It was such a surreal feeling, driving into the parking lot of my old facility. Like being a visitor in my old home. It was Christmas day and I had promised the residents that I’d spend the afternoon with them. Truth be told, it was as much for me as it was for them. I missed them. These past few weeks have sent me adrift and I needed the reminder of what started me on this caregiving path in the first place.
“ALICE! You’re BACK!” Shouts and greetings that warmed my heart and healed my spirits from residents and co-workers bounced from the walls. I felt at home, as if I never left.
In that moment, I remembered how much I once loved working in that facility. The challenge of having to solve problems in a moment’s notice, the constant testing of my every limit, the ability to look at someone I’m training in the eye and tell them that this is a tough gig if you do it correctly but if you’re open to it, this will be the one of the most worthwhile experiences in your life. I loved all of that. I found it endlessly challenging.
My greatest joy are the people. These interesting, difficult, demanding, funny, people who became my friends over the years; who have more wisdom in one pinkie than the rest of us have combined. How I’ve missed the stories. It’s safe here.
Suddenly my reasons for leaving seemed so remote; the pain and financial struggle and inability to blindly accept the status quo seemed a dim memory compared to the joy I took in my work. My etch-a-sketch mind quickly erased the rough edges of the actual working conditions and replaced it with a smooth and calm mental image of a reality that never existed.
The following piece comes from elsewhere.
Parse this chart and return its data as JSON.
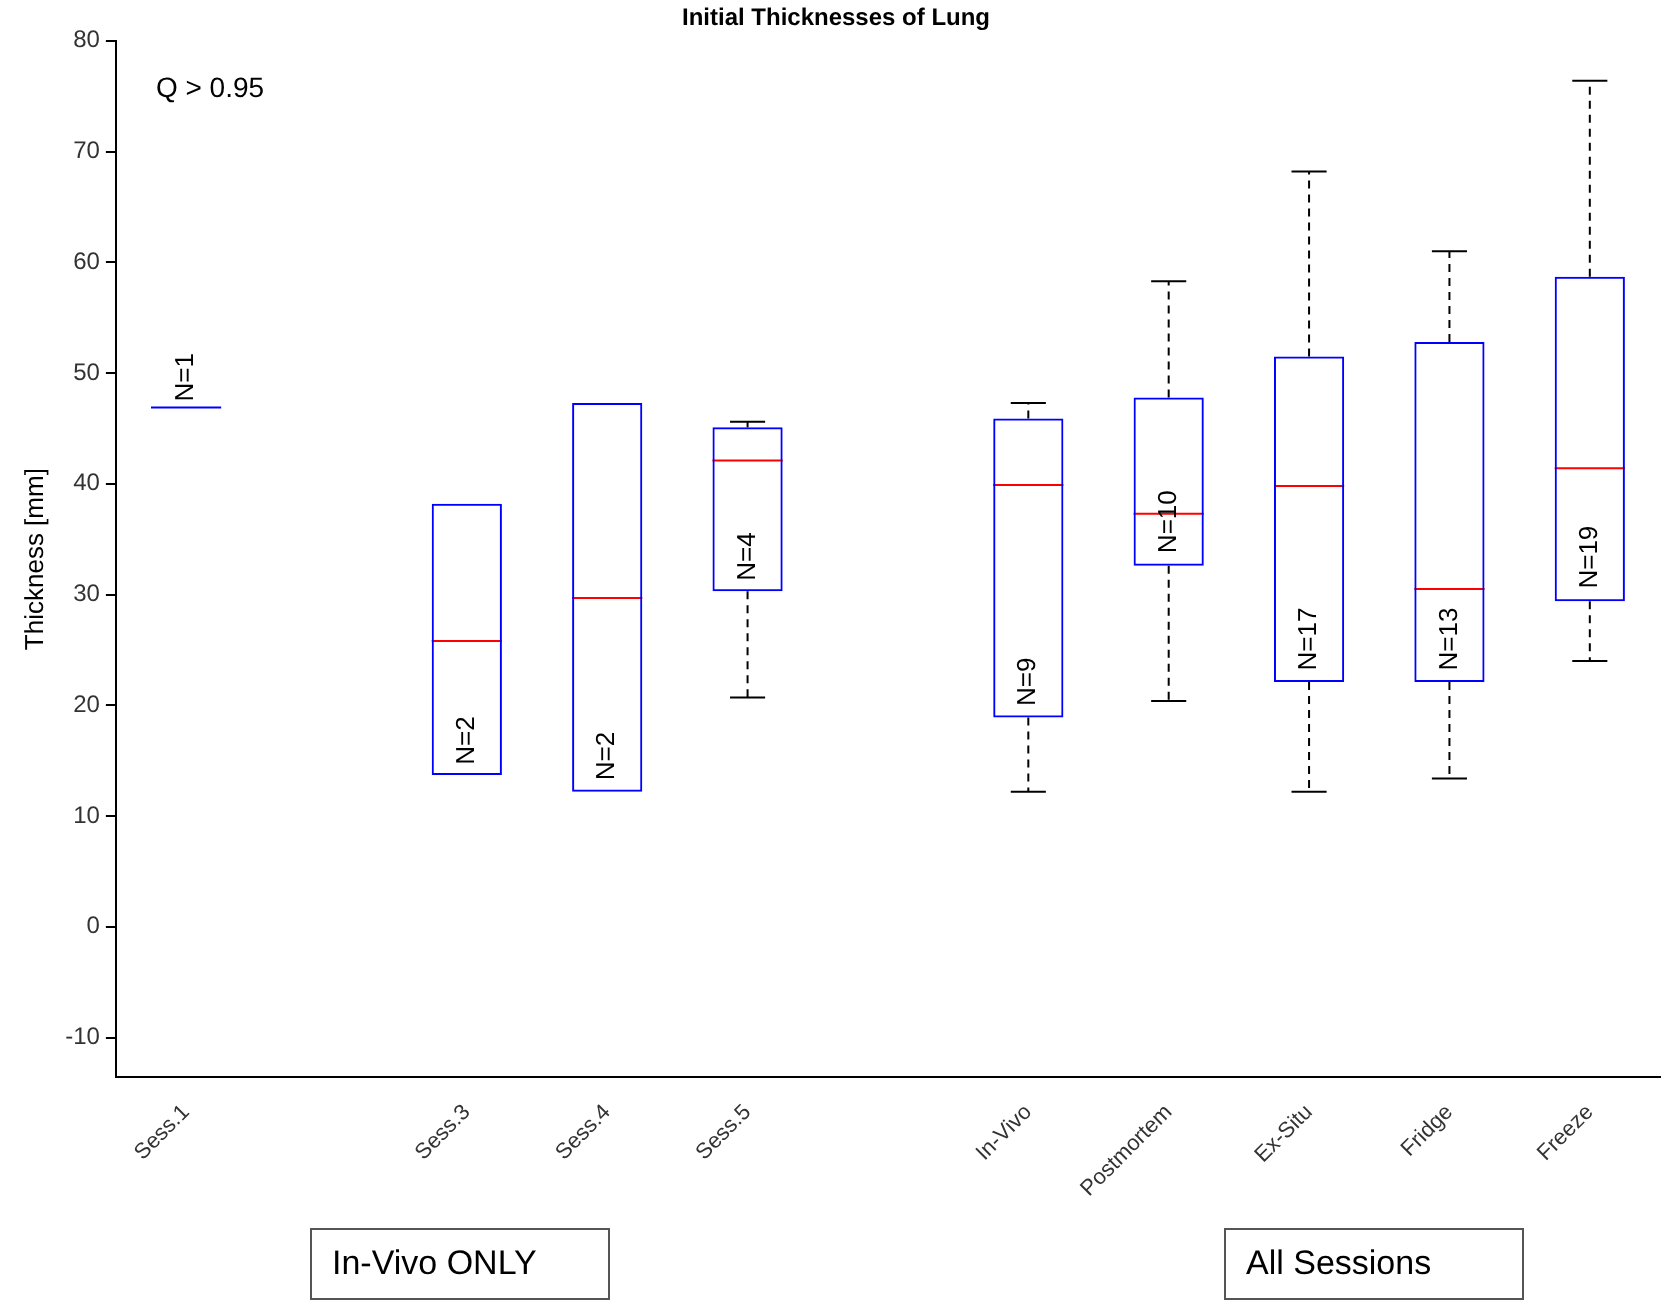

In this time of upheaval, the familiarity of my old job is appealing. I know my residents, their preferences and routines. It would be so easy for me to just turn back. As tempting as that thought may be, I know it’s the wrong answer. It broke my heart to walk away the first time. It would just be harder to do it again in a year. Or two. Or three.
No. There is no going back. I don’t know where this new experience is going to lead me, but I have to believe that it’s not back to the starting gate. I have to believe that it’s leading me forward. Besides, my residents are what bring my life a deeper depth; a wealth of experience. That connection can happen just as easily over a cup of coffee as it can by punching the clock.